The whole series was a triumph of low budget filmmaking, East LA was as much a character of the show as Michael Chiklis, with an emphasis on quality writing and acting. The finale ended with a montage set to Concrete Blonde's "Long Time Ago" that was a perfect parting shot.

http://www.youtube.com/watch?v=iR4Yowq8lkw

Hill Street Blues. It resolved all the pending story arcs, but left you with the sense that Captain Furillo and company would be back on the job the next morning.

The best ever? The REAL ending of Buffy...when she dies to save her "sister." (end season 5) The show was basically up in the air/canceled/in negotiation hell between the WB and UPN...when it was resurrected for UPN, along with Buffy, it wasn't nearly as good.

My three top finales:

1. The Wire

2. Six Feet Under

3. NYPD Blue

Newhart. Hands down. Complete surprise and brilliant!

(1)I don't think Seinfeld's was that bad. The show's viewers were such fanatics that anything would have beeen a disappointment. MASH and Cheers were further in the background of most peoples lives. But folks used to tell me all day Thurday that they coudn't wait for Seinfeld to come on the air that night. I was not that big a fan (it was on Thursdays, right?). So I was less disappointed.

92) There is no reason to be puzzled about the ending of the Sopranos. He was whacked. Two episodes previously, Tony was talking with the few surviving members of his crew about what happens to you when you get killed. Somebody said "I guess everything just goes to black." QED

I think most shows don't have a great finale because they've tired out or the really good writers have left by the end.

Newhart, I think, was the best finale of all-time.

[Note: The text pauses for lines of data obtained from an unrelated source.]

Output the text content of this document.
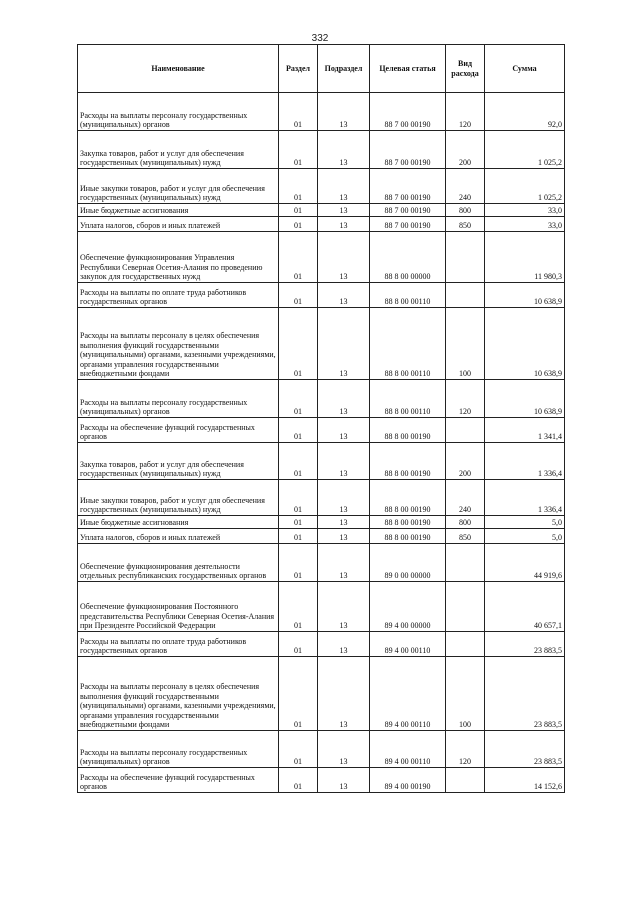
332
Наименование	Раздел	Подраздел	Целевая статья	Вид расхода	Сумма
Расходы на выплаты персоналу государственных (муниципальных) органов	01	13	88 7 00 00190	120	92,0
Закупка товаров, работ и услуг для обеспечения государственных (муниципальных) нужд	01	13	88 7 00 00190	200	1 025,2
Иные закупки товаров, работ и услуг для обеспечения государственных (муниципальных) нужд	01	13	88 7 00 00190	240	1 025,2
Иные бюджетные ассигнования	01	13	88 7 00 00190	800	33,0
Уплата налогов, сборов и иных платежей	01	13	88 7 00 00190	850	33,0
Обеспечение функционирования Управления Республики Северная Осетия-Алания по проведению закупок для государственных нужд	01	13	88 8 00 00000		11 980,3
Расходы на выплаты по оплате труда работников государственных органов	01	13	88 8 00 00110		10 638,9
Расходы на выплаты персоналу в целях обеспечения выполнения функций государственными (муниципальными) органами, казенными учреждениями, органами управления государственными внебюджетными фондами	01	13	88 8 00 00110	100	10 638,9
Расходы на выплаты персоналу государственных (муниципальных) органов	01	13	88 8 00 00110	120	10 638,9
Расходы на обеспечение функций государственных органов	01	13	88 8 00 00190		1 341,4
Закупка товаров, работ и услуг для обеспечения государственных (муниципальных) нужд	01	13	88 8 00 00190	200	1 336,4
Иные закупки товаров, работ и услуг для обеспечения государственных (муниципальных) нужд	01	13	88 8 00 00190	240	1 336,4
Иные бюджетные ассигнования	01	13	88 8 00 00190	800	5,0
Уплата налогов, сборов и иных платежей	01	13	88 8 00 00190	850	5,0
Обеспечение функционирования деятельности отдельных республиканских государственных органов	01	13	89 0 00 00000		44 919,6
Обеспечение функционирования Постоянного представительства Республики Северная Осетия-Алания при Президенте Российской Федерации	01	13	89 4 00 00000		40 657,1
Расходы на выплаты по оплате труда работников государственных органов	01	13	89 4 00 00110		23 883,5
Расходы на выплаты персоналу в целях обеспечения выполнения функций государственными (муниципальными) органами, казенными учреждениями, органами управления государственными внебюджетными фондами	01	13	89 4 00 00110	100	23 883,5
Расходы на выплаты персоналу государственных (муниципальных) органов	01	13	89 4 00 00110	120	23 883,5
Расходы на обеспечение функций государственных органов	01	13	89 4 00 00190		14 152,6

I also liked the Cheers finale. For some reason, I can't explain why, I thought it was going to end tragically. Irrational I guess.

Battlestar Galactica was just OK I thought. I thought the show had become such a downer, I only watched the last few episodes just to be able to say I did. But to their credit, I don't know how it could have been better given the plots that they had going.

I didn't like the Star Trek Next Gen finale. The really good writers jumped before the last season (I thought THAT season was their best).

Then again, as I rack my brain to remember my favorite show finales...I realize that most of them ended unexpectedly! Oh, well.

I have to second the Babylon 5 finale "Sleeping in Light", ending a series couldn't be done better.

Best finale: China Beach - especially if you were there. "I knew you; you knew me. We did things together...important things..."

Best ever: Newhart and MTM. Close, even though it's open ended and sentimental: JAG. But then again, it gave us NCIS so it gets bonus points. Not many spinoffs outdo the original in the ratings(although, interestingly, Rhoda was probably the first), so again, JAG gets a couple of extra points.

"Magnum, PI" had a great finale. Magnum finds out that the daughter he had with his Vietnamese true love is still alive. With a daughter to care for, he can't just be a beach bum any more. When he shows up at Rick's wedding, he's wearing navy whites, having reenlisted with Naval Intelligence so he can support his daughter.